Monday, March 31, 2008

San Francisco Join's Earth Hour — WWF's Global Energy Saving Promotion


When we leave our offices after a long day of greening the promotional world, we shut down our computers and turn out the lights. The evening ritual is really pretty easy, and it makes our monthly energy bills a little more bearable.

Many of our neighbors downtown have opted to maintain a tradition of leaving their offices illuminated at night. San Francisco's glowing skyline makes for a romantic view, but it's largely unnecessary and the power plants that keep those pretty lights shining produce greenhouse gases that contribute to climate change.

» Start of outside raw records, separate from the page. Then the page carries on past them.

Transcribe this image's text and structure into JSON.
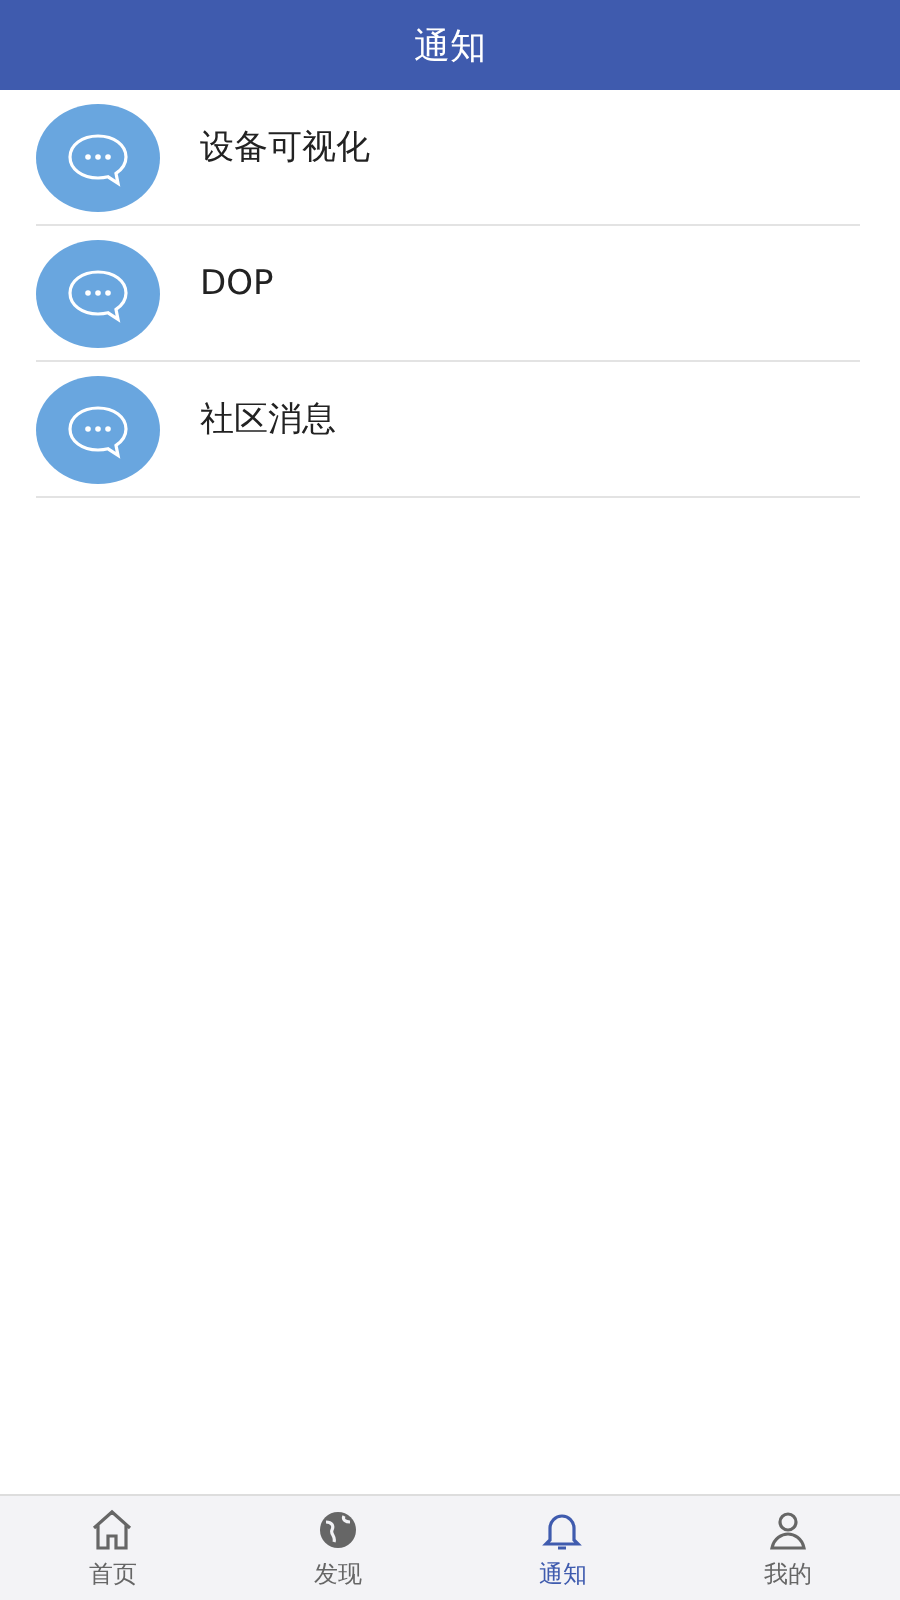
{
  "header": {
    "title": "通知"
  },
  "messages": [
    {
      "title": "设备可视化"
    },
    {
      "title": "DOP"
    },
    {
      "title": "社区消息"
    }
  ],
  "tabs": [
    {
      "label": "首页",
      "kind": "home",
      "selected": false
    },
    {
      "label": "发现",
      "kind": "globe",
      "selected": false
    },
    {
      "label": "通知",
      "kind": "bell",
      "selected": true
    },
    {
      "label": "我的",
      "kind": "person",
      "selected": false
    }
  ]
}
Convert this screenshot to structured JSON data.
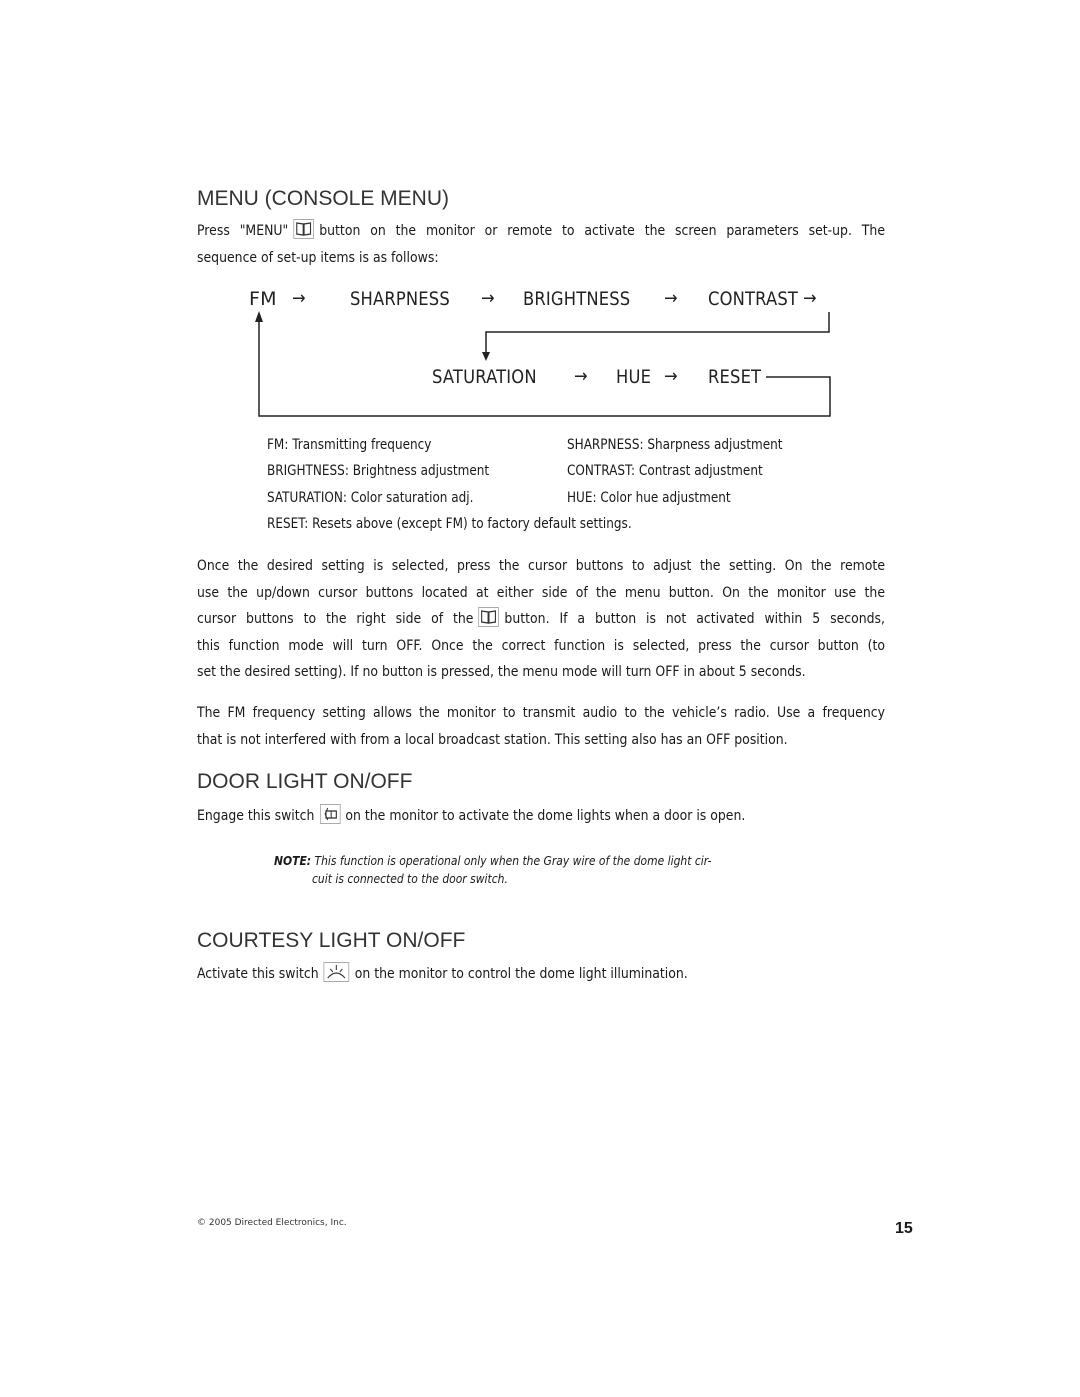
{
  "sections": {
    "menu": {
      "heading": "MENU (CONSOLE MENU)",
      "intro_before_icon": "Press \"MENU\"",
      "intro_icon": "book-menu-icon",
      "intro_after_icon": "button on the monitor or remote to activate the screen parameters set-up. The",
      "intro_line2": "sequence of set-up items is as follows:",
      "flow": {
        "row1": [
          "FM",
          "SHARPNESS",
          "BRIGHTNESS",
          "CONTRAST"
        ],
        "row2": [
          "SATURATION",
          "HUE",
          "RESET"
        ],
        "arrow": "→"
      },
      "definitions": [
        {
          "left": "FM: Transmitting frequency",
          "right": "SHARPNESS: Sharpness adjustment"
        },
        {
          "left": "BRIGHTNESS: Brightness adjustment",
          "right": "CONTRAST: Contrast adjustment"
        },
        {
          "left": "SATURATION: Color saturation adj.",
          "right": "HUE: Color hue adjustment"
        }
      ],
      "reset_definition": "RESET: Resets above (except FM) to factory default settings.",
      "para2": {
        "line1": "Once the desired setting is selected, press the cursor buttons to adjust the setting. On the remote",
        "line2": "use the up/down cursor buttons located at either side of the menu button. On the monitor use the",
        "line3_before_icon": "cursor buttons to the right side of the",
        "line3_after_icon": "button. If a button is not activated within 5 seconds,",
        "line4": "this function mode will turn OFF. Once the correct function is selected, press the cursor button (to",
        "line5": "set the desired setting). If no button is pressed, the menu mode will turn OFF in about 5 seconds."
      },
      "para3": {
        "line1": "The FM frequency setting allows the monitor to transmit audio to the vehicle’s radio. Use a frequency",
        "line2": "that is not interfered with from a local broadcast station. This setting also has an OFF position."
      }
    },
    "door_light": {
      "heading": "DOOR LIGHT ON/OFF",
      "text_before_icon": "Engage this switch",
      "icon": "car-door-icon",
      "text_after_icon": "on the monitor to activate the dome lights when a door is open.",
      "note_label": "NOTE:",
      "note_line1": "This function is operational only when the Gray wire of the dome light cir-",
      "note_line2": "cuit is connected to the door switch."
    },
    "courtesy_light": {
      "heading": "COURTESY LIGHT ON/OFF",
      "text_before_icon": "Activate this switch",
      "icon": "dome-light-icon",
      "text_after_icon": "on the monitor to control the dome light illumination."
    }
  },
  "footer": {
    "copyright": "© 2005 Directed Electronics, Inc.",
    "page_number": "15"
  }
}
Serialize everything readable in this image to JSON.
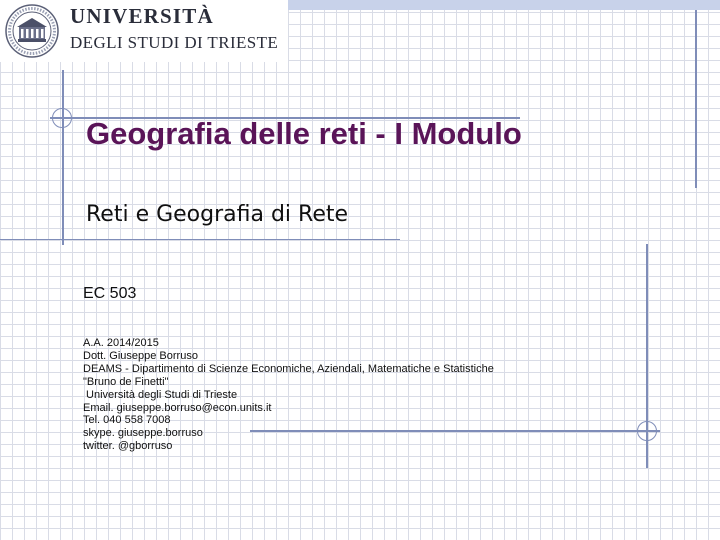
{
  "header": {
    "university_line1": "UNIVERSITÀ",
    "university_line2": "DEGLI STUDI DI TRIESTE",
    "seal_icon": "university-seal-icon"
  },
  "slide": {
    "title": "Geografia delle reti - I Modulo",
    "subtitle": "Reti e Geografia di Rete",
    "course_code": "EC 503",
    "details": [
      "A.A. 2014/2015",
      "Dott. Giuseppe Borruso",
      "DEAMS - Dipartimento di Scienze Economiche, Aziendali, Matematiche e Statistiche",
      "\"Bruno de Finetti\"",
      " Università degli Studi di Trieste",
      "Email. giuseppe.borruso@econ.units.it",
      "Tel. 040 558 7008",
      "skype. giuseppe.borruso",
      "twitter. @gborruso"
    ]
  },
  "colors": {
    "title": "#5a1458",
    "accent_lines": "#7f8db8",
    "grid": "#d9dce6"
  }
}
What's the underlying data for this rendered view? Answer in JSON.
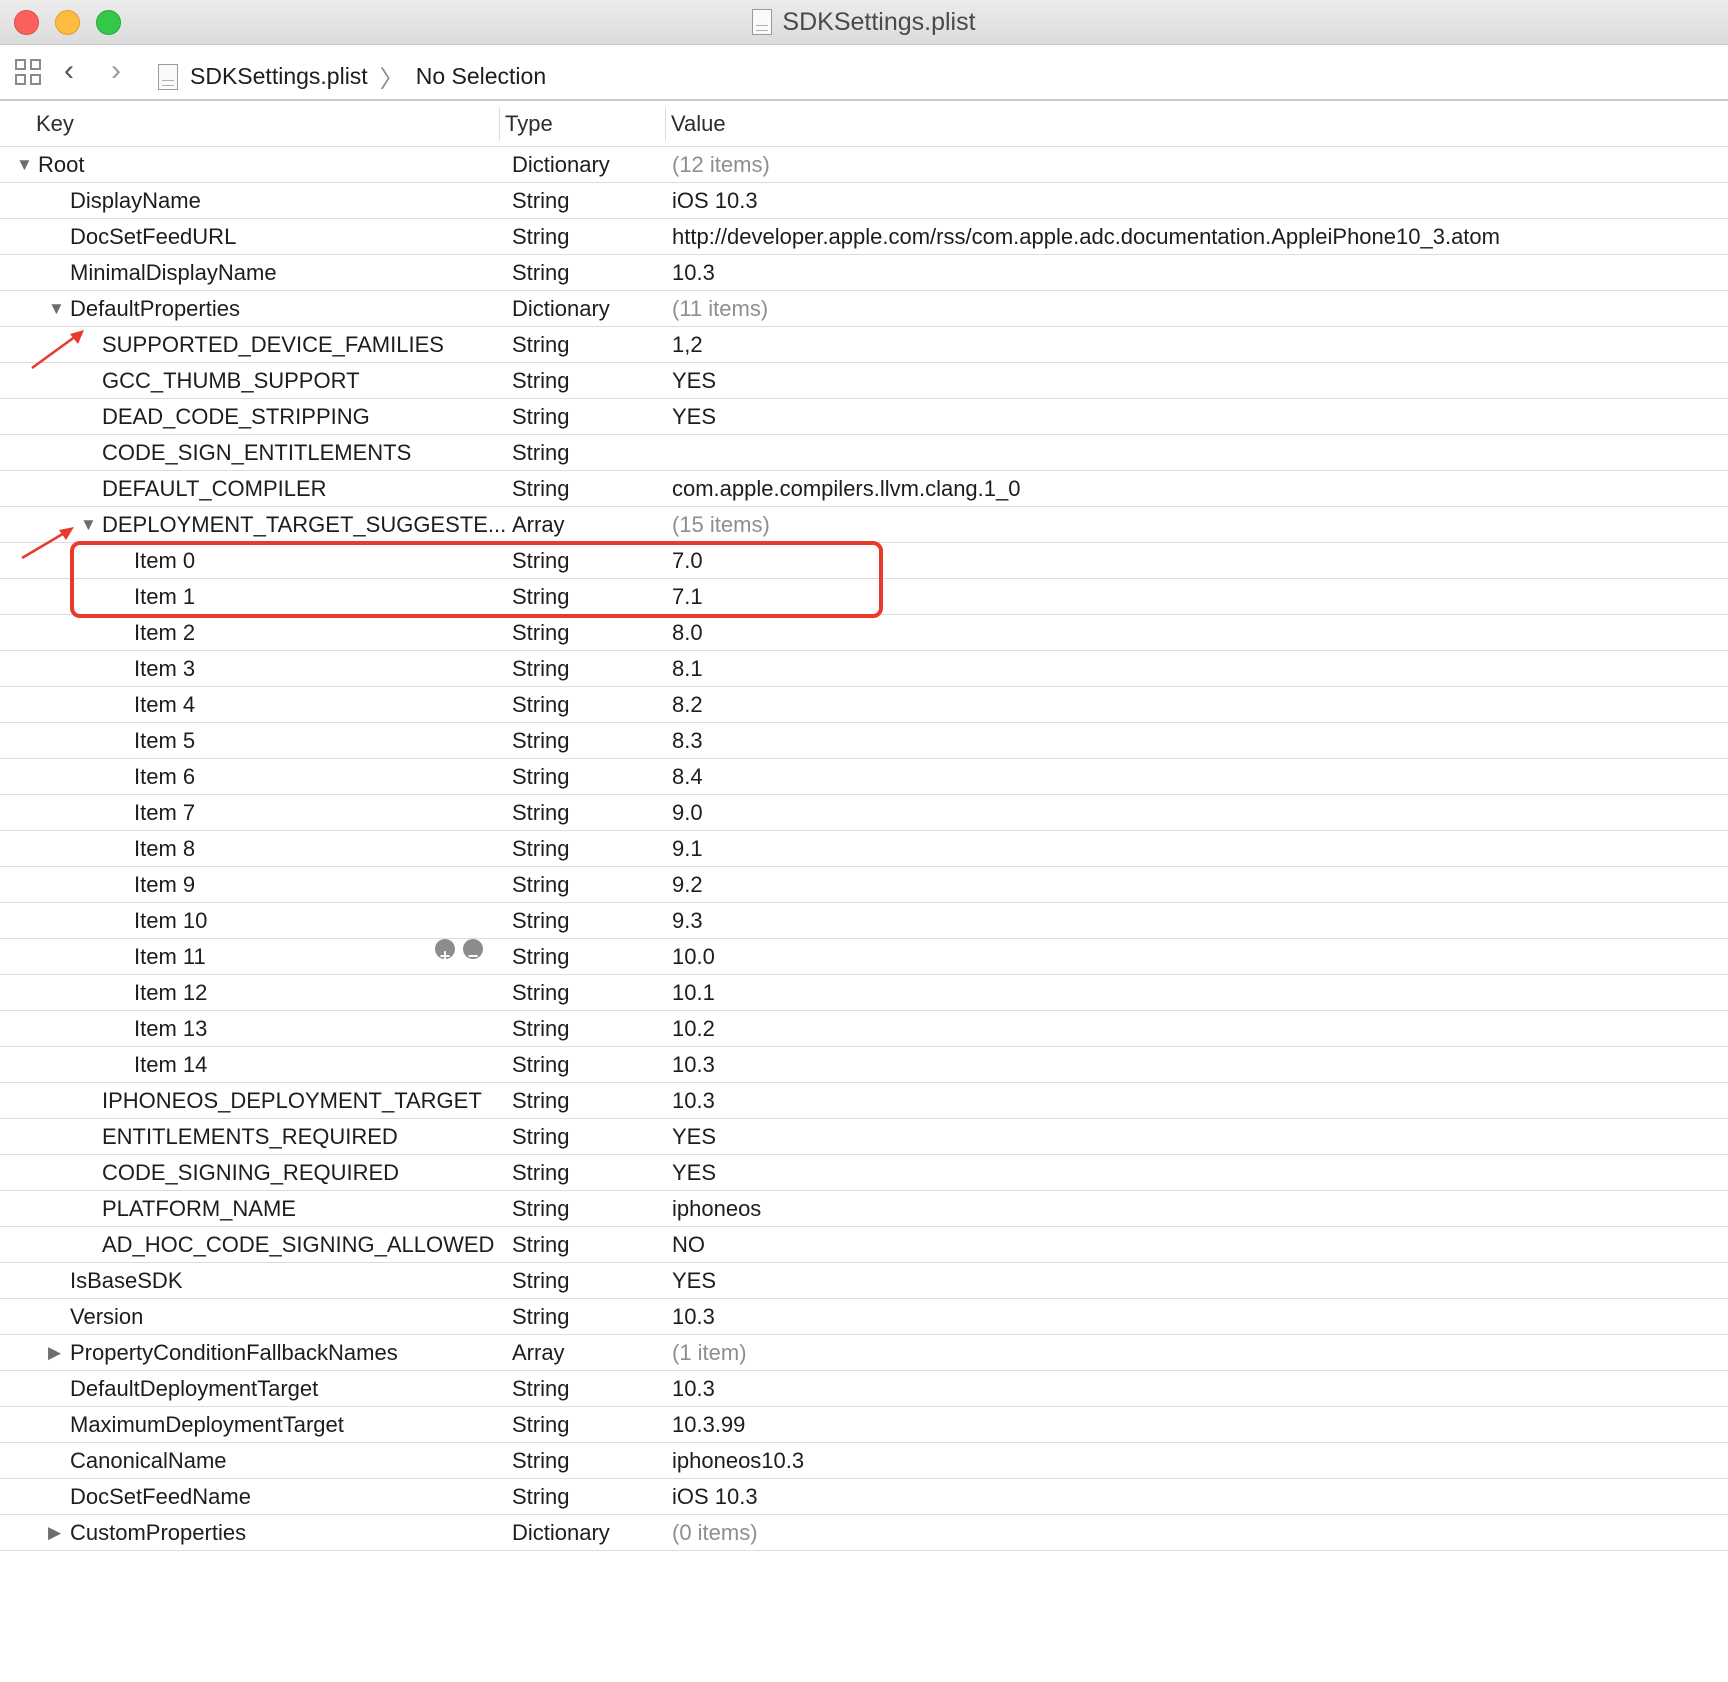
{
  "window": {
    "title": "SDKSettings.plist"
  },
  "jumpbar": {
    "file": "SDKSettings.plist",
    "selection": "No Selection"
  },
  "columns": {
    "key": "Key",
    "type": "Type",
    "value": "Value"
  },
  "colors": {
    "annotation": "#e83a2b",
    "muted_value": "#8e8e8e"
  },
  "rows": [
    {
      "key": "Root",
      "type": "Dictionary",
      "value": "(12 items)",
      "level": 0,
      "disclosure": "expanded",
      "muted": true
    },
    {
      "key": "DisplayName",
      "type": "String",
      "value": "iOS 10.3",
      "level": 1
    },
    {
      "key": "DocSetFeedURL",
      "type": "String",
      "value": "http://developer.apple.com/rss/com.apple.adc.documentation.AppleiPhone10_3.atom",
      "level": 1
    },
    {
      "key": "MinimalDisplayName",
      "type": "String",
      "value": "10.3",
      "level": 1
    },
    {
      "key": "DefaultProperties",
      "type": "Dictionary",
      "value": "(11 items)",
      "level": 1,
      "disclosure": "expanded",
      "muted": true
    },
    {
      "key": "SUPPORTED_DEVICE_FAMILIES",
      "type": "String",
      "value": "1,2",
      "level": 2
    },
    {
      "key": "GCC_THUMB_SUPPORT",
      "type": "String",
      "value": "YES",
      "level": 2
    },
    {
      "key": "DEAD_CODE_STRIPPING",
      "type": "String",
      "value": "YES",
      "level": 2
    },
    {
      "key": "CODE_SIGN_ENTITLEMENTS",
      "type": "String",
      "value": "",
      "level": 2
    },
    {
      "key": "DEFAULT_COMPILER",
      "type": "String",
      "value": "com.apple.compilers.llvm.clang.1_0",
      "level": 2
    },
    {
      "key": "DEPLOYMENT_TARGET_SUGGESTE...",
      "type": "Array",
      "value": "(15 items)",
      "level": 2,
      "disclosure": "expanded",
      "muted": true
    },
    {
      "key": "Item 0",
      "type": "String",
      "value": "7.0",
      "level": 3
    },
    {
      "key": "Item 1",
      "type": "String",
      "value": "7.1",
      "level": 3
    },
    {
      "key": "Item 2",
      "type": "String",
      "value": "8.0",
      "level": 3
    },
    {
      "key": "Item 3",
      "type": "String",
      "value": "8.1",
      "level": 3
    },
    {
      "key": "Item 4",
      "type": "String",
      "value": "8.2",
      "level": 3
    },
    {
      "key": "Item 5",
      "type": "String",
      "value": "8.3",
      "level": 3
    },
    {
      "key": "Item 6",
      "type": "String",
      "value": "8.4",
      "level": 3
    },
    {
      "key": "Item 7",
      "type": "String",
      "value": "9.0",
      "level": 3
    },
    {
      "key": "Item 8",
      "type": "String",
      "value": "9.1",
      "level": 3
    },
    {
      "key": "Item 9",
      "type": "String",
      "value": "9.2",
      "level": 3
    },
    {
      "key": "Item 10",
      "type": "String",
      "value": "9.3",
      "level": 3
    },
    {
      "key": "Item 11",
      "type": "String",
      "value": "10.0",
      "level": 3,
      "hover_controls": true
    },
    {
      "key": "Item 12",
      "type": "String",
      "value": "10.1",
      "level": 3
    },
    {
      "key": "Item 13",
      "type": "String",
      "value": "10.2",
      "level": 3
    },
    {
      "key": "Item 14",
      "type": "String",
      "value": "10.3",
      "level": 3
    },
    {
      "key": "IPHONEOS_DEPLOYMENT_TARGET",
      "type": "String",
      "value": "10.3",
      "level": 2
    },
    {
      "key": "ENTITLEMENTS_REQUIRED",
      "type": "String",
      "value": "YES",
      "level": 2
    },
    {
      "key": "CODE_SIGNING_REQUIRED",
      "type": "String",
      "value": "YES",
      "level": 2
    },
    {
      "key": "PLATFORM_NAME",
      "type": "String",
      "value": "iphoneos",
      "level": 2
    },
    {
      "key": "AD_HOC_CODE_SIGNING_ALLOWED",
      "type": "String",
      "value": "NO",
      "level": 2
    },
    {
      "key": "IsBaseSDK",
      "type": "String",
      "value": "YES",
      "level": 1
    },
    {
      "key": "Version",
      "type": "String",
      "value": "10.3",
      "level": 1
    },
    {
      "key": "PropertyConditionFallbackNames",
      "type": "Array",
      "value": "(1 item)",
      "level": 1,
      "disclosure": "collapsed",
      "muted": true
    },
    {
      "key": "DefaultDeploymentTarget",
      "type": "String",
      "value": "10.3",
      "level": 1
    },
    {
      "key": "MaximumDeploymentTarget",
      "type": "String",
      "value": "10.3.99",
      "level": 1
    },
    {
      "key": "CanonicalName",
      "type": "String",
      "value": "iphoneos10.3",
      "level": 1
    },
    {
      "key": "DocSetFeedName",
      "type": "String",
      "value": "iOS 10.3",
      "level": 1
    },
    {
      "key": "CustomProperties",
      "type": "Dictionary",
      "value": "(0 items)",
      "level": 1,
      "disclosure": "collapsed",
      "muted": true
    }
  ]
}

This weekend San Francisco was among 35 major cities worldwide to participate in Earth Hour, a worldwide campaign sponsored by the World Wildlife Fund to highlight the threat of climate change. This great grassroots program encouraged individual households, corporations and government offices to go dark for at least an hour. According to WWF officials, up to 10 million people participated. Lights were dimmed from the Golden Gate Bridge (see inset), to the Sydney Opera House, to Rome's Colosseum, to Buddhist Temples in Thailand.

During the event here in San Francisco, more than 6,000 free compact flourescent lightbulbs were given away to promote the importance of energy efficiency. Nice little swag tie-in. Eco-conscious Bay Area based search engine, Google, found a way to promte Earth Hour to millions of visitors worldwide. All day long, Google users encountered reverse type against a black background and these words: "We've turned the lights out. Now it's your turn."

Some were skeptical about the effectiveness of an event encouraging people to turn out their lights for an hour. Indeed, the energy savings is a drop in the bucket. But the event is a wonderful way to get people involved and raise awareness about the links of excess energy usage to producing greenhouse gases. Besides, sometmes it's fun to be in the dark. We applaud the WWF and all participants for a world class sustainable promotion that created a great vibe, generated buzz, and didn't require any cheap plastic giveaways.